The Foreign Contribution (Regulation) Amendment Bill, 2026 was introduced in the Lok Sabha.
The bill proposes a "designated authority" to manage assets of non-profits that lose their FCRA license.
Opposition members have criticized the bill, calling it "draconian" and "dangerous".
Currently, approximately 16,000 associations are registered under the FCRA Act, receiving Rs 22,000 crore annually.
Detailed Insights:
The bill allows the government to take control of foreign contributions and assets if an organization's FCRA registration is cancelled, surrendered, or ceased.
Opponents argue the bill grants excessive power to the executive branch, allowing them to control property and potentially apply enforcement selectively.

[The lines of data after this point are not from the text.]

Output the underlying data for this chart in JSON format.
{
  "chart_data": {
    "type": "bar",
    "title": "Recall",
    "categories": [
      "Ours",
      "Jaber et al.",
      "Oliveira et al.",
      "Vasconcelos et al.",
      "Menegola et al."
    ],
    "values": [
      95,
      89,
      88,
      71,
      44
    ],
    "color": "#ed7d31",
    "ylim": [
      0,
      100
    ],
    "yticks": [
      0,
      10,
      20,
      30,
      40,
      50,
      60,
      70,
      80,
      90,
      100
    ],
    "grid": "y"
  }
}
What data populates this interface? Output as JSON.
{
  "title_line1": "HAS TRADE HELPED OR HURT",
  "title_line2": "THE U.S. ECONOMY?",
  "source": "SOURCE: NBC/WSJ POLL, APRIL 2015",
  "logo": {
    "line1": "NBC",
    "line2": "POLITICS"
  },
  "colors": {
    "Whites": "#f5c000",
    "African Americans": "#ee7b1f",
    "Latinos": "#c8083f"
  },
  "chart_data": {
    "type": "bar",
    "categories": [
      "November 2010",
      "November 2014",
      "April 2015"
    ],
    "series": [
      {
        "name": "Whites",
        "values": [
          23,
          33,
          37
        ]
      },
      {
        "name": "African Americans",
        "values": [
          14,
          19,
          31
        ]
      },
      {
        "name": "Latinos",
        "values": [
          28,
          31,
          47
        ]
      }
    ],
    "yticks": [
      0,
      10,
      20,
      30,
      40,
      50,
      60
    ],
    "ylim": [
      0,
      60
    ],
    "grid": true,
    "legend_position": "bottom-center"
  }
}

The government defends the bill as a measure to increase transparency and ensure foreign funds are used properly, especially regarding religious conversion and personal enrichment.
The Foreign Contribution (Regulation) Act was originally enacted in 2010 and has been amended in 2016, 2018, and 2020.
Key Concepts Involved:
FCRA (Foreign Contribution Regulation Act): A law regulating the acceptance and utilization of foreign contributions by individuals, associations, and organizations in India.
Designated Authority: An entity created by the Amendment Bill to manage assets of non-profits that lose their FCRA license.
Rule 72 of the Rule of Procedure: A parliamentary rule that allows members to oppose the introduction of a bill.